I always like to soak my nuts and buckwheat. I noticed my digestion is way better if I do so. Simply place the buckwheat and nuts in two separate jars, cover with water and leave for a night to soak. Rinse well and drain.
- 230 gram raw hulled buckwheat groats
- 1 cup of walnuts and/or cashews
- juice of one grapefruit or orange of you like it more sweet
- 2 green apples
- 2 cups of water for soaking
- ½ tsp ground cardamom
- ½ tsp vanilla extract or ground vanilla
- Place the buckwheat and nuts in two separate jars, cover with water and leave for a night to soak. Rinse well and drain.
- Next you'll need to blend the soaked buckwheat groats and soaked (overnight) nuts with the apples, grapefruit juice, vanilla and cardamom (and/or cinnamon). Blend until smooth and serve.
- This porridge can be kept for 3-4 days in the fridge. So when covered with a lid you can easily store this as an on the go breakfast.

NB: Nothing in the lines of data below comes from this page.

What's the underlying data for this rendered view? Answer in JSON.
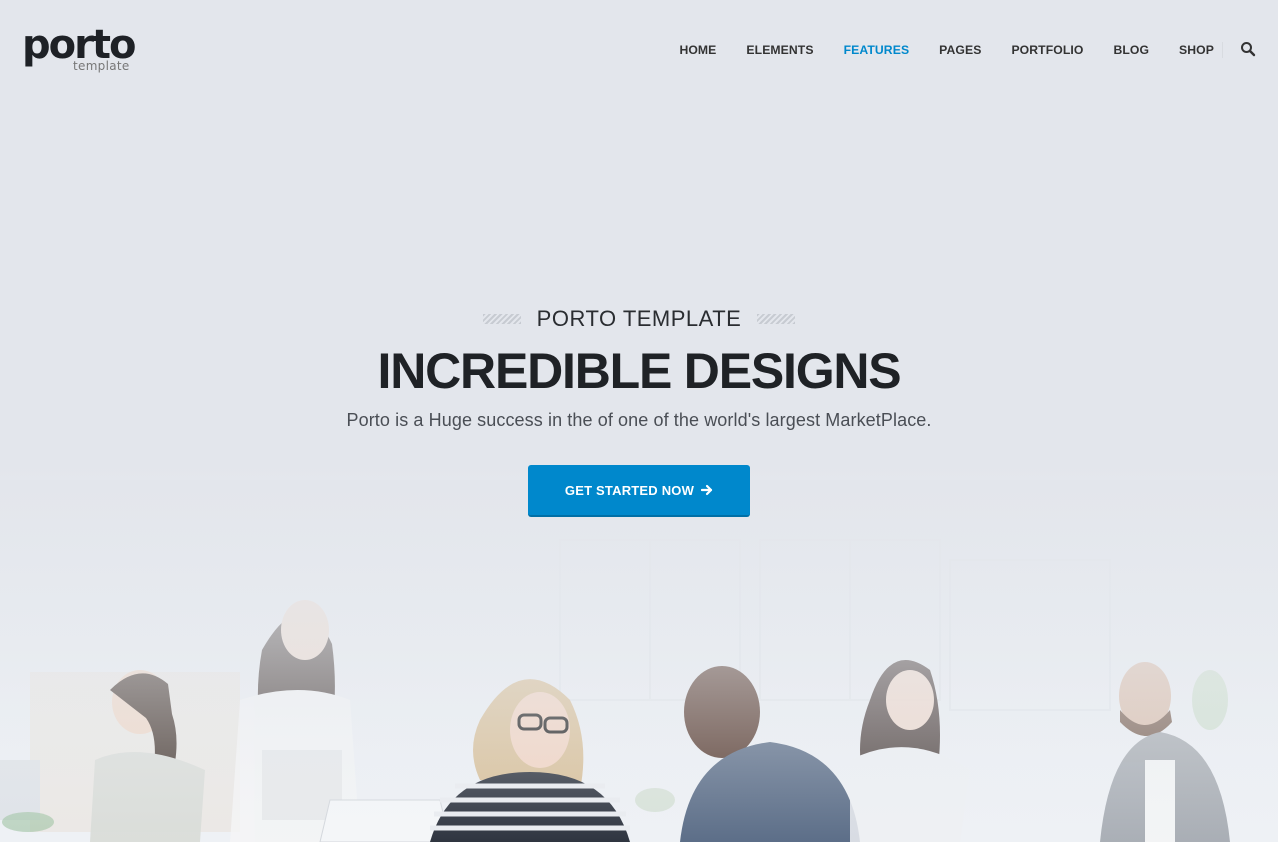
{
  "brand": {
    "logo_main": "porto",
    "logo_sub": "template"
  },
  "nav": {
    "items": [
      {
        "label": "HOME"
      },
      {
        "label": "ELEMENTS"
      },
      {
        "label": "FEATURES",
        "active": true
      },
      {
        "label": "PAGES"
      },
      {
        "label": "PORTFOLIO"
      },
      {
        "label": "BLOG"
      },
      {
        "label": "SHOP"
      }
    ],
    "search_icon": "search-icon"
  },
  "hero": {
    "kicker": "PORTO TEMPLATE",
    "headline": "INCREDIBLE DESIGNS",
    "subline": "Porto is a Huge success in the of one of the world's largest MarketPlace.",
    "cta_label": "GET STARTED NOW",
    "cta_icon": "arrow-right-icon",
    "background_image": "office-team-photo"
  },
  "colors": {
    "accent": "#0088cc",
    "background": "#e3e6ec",
    "text_dark": "#222529"
  }
}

- For the topping I used basically a few ingredients that I used before, such as the porridge itself, walnuts, buckwheat and a pinch of cardamom (or cinnamon). But of course there are so many great options to make this porridge look/taste even more delicious (if that is possible). You could top it with berries, cacao nibs, coconut flakes, goji berries, mulberries, chopped dates or a nut butter.